9 more inspirational tips
USE PLACEHOLDERS
Is your music driving you loopy? Make raw ideas sound more like a song by filling 16 bars (or however many feels right) with crash cymbals, fills, incidental FX, risers, and so on. Put these in a template so you always have them when you start a song. This will stop you getting bored and help inspire the song’s progression. You can, of course, switch out the ‘placeholder’ transitional sounds for more original ones when it comes to arrangement time.
SIZE DOESN’T MATTER
In the early stages of track-making, it’s natural to gravitate towards huge, 3D sounds that seem to fill up the speakers just on their own. Remember, though, you’re looking for memorability and character, not just sheer sonic size. If a sound does need enlargement in a certain area, layer it with a sound that supplies the missing frequencies – for example, a simple string note on top of a thick, midrange chord – or allow other elements to take those roles in the mix.
BREAK THE MOULD
Use your initial sound as fodder for extreme mangling and overt effects processing – do this on additional tracks or through resampling so you don’t lose the original sound. The results are more likely to work within the mix than FX sourced from elsewhere since they’re based on a core sound that’s already in your song. There’s a basic example of this in our QuickFire Track
Builder on p41, where we create a reverse reverb swell from our bassline.
MIDI MANIPULATION
To create variations, we usually reach for audio effects or different instruments… but why not manipulate the MIDI itself? At its most basic, you could reverse a pattern, double/halve its length, or quantise it to a grid it’s not intended to fit. On the more complex end of the scale, check out Logic’s MIDI Transform and Cubase’s MIDI Logical Editor – these offer deep and powerful ways to manipulate MIDI. Alternatively, use your DAW’s MIDI plugins to create variations and record the MIDI to a new track to capture it permanently.
FILTER FRIEND
Never forget the power of the good-old resonant filter as a fast and efficient toneshaping tool – that’s what it’s designed for, after all! Try a resonant low-pass on a frequency-rich chord sample, for example, to give a muted, low-key feel.
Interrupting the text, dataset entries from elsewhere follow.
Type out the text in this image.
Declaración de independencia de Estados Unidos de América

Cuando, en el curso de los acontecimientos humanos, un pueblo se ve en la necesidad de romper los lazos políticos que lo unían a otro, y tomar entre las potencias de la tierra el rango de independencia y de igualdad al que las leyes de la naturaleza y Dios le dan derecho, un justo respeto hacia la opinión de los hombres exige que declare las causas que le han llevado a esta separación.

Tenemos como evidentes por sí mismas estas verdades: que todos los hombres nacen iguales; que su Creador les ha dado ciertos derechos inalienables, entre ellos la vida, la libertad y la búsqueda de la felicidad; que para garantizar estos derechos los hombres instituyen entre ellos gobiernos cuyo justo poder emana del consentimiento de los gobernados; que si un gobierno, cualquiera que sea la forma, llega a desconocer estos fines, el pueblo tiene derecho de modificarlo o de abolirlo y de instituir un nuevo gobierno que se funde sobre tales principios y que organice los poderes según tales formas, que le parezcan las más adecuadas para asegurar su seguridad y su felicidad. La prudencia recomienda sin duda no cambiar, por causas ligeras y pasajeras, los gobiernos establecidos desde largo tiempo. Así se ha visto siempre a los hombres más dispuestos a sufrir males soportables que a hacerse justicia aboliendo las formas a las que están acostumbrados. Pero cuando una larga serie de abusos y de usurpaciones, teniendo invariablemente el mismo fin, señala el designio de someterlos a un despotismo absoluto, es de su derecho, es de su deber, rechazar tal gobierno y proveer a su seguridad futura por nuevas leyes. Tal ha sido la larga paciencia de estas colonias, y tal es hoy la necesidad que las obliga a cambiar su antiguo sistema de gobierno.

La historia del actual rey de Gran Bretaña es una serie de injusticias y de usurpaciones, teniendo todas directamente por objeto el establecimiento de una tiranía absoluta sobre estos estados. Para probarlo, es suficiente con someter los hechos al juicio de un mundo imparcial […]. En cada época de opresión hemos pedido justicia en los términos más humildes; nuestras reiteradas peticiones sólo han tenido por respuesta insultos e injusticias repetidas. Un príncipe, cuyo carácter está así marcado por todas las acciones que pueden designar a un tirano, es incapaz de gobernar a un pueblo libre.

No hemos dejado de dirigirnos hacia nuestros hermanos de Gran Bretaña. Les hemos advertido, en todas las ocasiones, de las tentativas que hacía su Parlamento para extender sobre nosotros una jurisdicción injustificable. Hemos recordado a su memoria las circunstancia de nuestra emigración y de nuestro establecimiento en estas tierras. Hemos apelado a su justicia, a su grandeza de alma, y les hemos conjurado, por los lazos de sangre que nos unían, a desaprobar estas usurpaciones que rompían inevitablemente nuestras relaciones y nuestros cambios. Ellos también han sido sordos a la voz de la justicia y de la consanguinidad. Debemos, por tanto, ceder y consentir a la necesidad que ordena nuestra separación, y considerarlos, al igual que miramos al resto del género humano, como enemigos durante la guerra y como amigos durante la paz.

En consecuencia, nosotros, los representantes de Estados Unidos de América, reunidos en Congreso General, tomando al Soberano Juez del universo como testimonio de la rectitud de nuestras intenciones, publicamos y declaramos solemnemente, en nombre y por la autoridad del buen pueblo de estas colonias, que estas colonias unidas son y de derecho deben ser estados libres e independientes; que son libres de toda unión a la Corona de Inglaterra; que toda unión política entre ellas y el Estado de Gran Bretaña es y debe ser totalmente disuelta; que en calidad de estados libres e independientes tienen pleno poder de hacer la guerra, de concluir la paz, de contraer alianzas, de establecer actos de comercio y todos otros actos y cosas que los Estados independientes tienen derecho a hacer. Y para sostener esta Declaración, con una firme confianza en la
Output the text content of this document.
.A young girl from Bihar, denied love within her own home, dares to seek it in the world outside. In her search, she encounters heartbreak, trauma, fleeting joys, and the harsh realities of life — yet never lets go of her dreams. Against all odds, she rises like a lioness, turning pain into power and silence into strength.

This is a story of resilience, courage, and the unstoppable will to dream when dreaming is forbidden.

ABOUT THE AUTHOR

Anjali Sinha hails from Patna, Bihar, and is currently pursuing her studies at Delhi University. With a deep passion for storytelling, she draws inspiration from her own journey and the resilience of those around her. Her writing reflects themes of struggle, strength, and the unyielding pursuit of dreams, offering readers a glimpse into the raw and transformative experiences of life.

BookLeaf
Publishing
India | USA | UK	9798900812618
Use keytracking filters in synths and samplers when you want the timbre to stay constant from note to note. If you can get your ideas sounding good with a bit of filtering here and there, things will come together much more quickly, with less EQ-twiddling madness required.
GRAB A MIC!
Instead of starting tracks with sounds from virtual instruments or sample packs, grab a microphone and get sampling, or take a portable recorder or phone outside and see what you can capture – check out our Found
Sound Design guide on p68 for more. And don’t dismiss the power of your own voice – see 233’s The Creative Guide To Vocals to learn how to turn any voice into a killer hook!
KEEP IT SIMPLE
If you’ve got too many good ideas fighting for attention, listeners may fail to latch onto a memorable central hook. The obvious tactic is to commit yourself to one idea and ditch the others – you can always use them in other tracks. Alternatively, combine your ideas – say, the first half of one with the latter half of the other to make a ‘call and response’ theme. Or use one of the phrases purely as an occasional fill.
MIX IT UP
Do you always work in MIDI? Render everything to audio and start hacking it up! Are you a stickler for arranging audio on the timeline? Chop it up and chuck it in a sampler, triggering from a MIDI keyboard or pads. Take it further and export your idea to a totally different piece of software – and not necessarily a DAW! Try an audio editor like Adobe Audition or iZotope RX 5, or a visual sound tool like Photosounder or Sony SpectraLayers Pro. You can always import the results back into your favourite software!
NOTES OR RHYTHM?
It can be easy to fixate on just the rhythm or notes of a musical fragment, but you usually want both aspects to be compelling. So, add syncopation to straight melodies and chords, and try alternate scales and chords. However you play it, identify which side you lean towards – notes or rhythm – and make efforts to redress the balance along the way.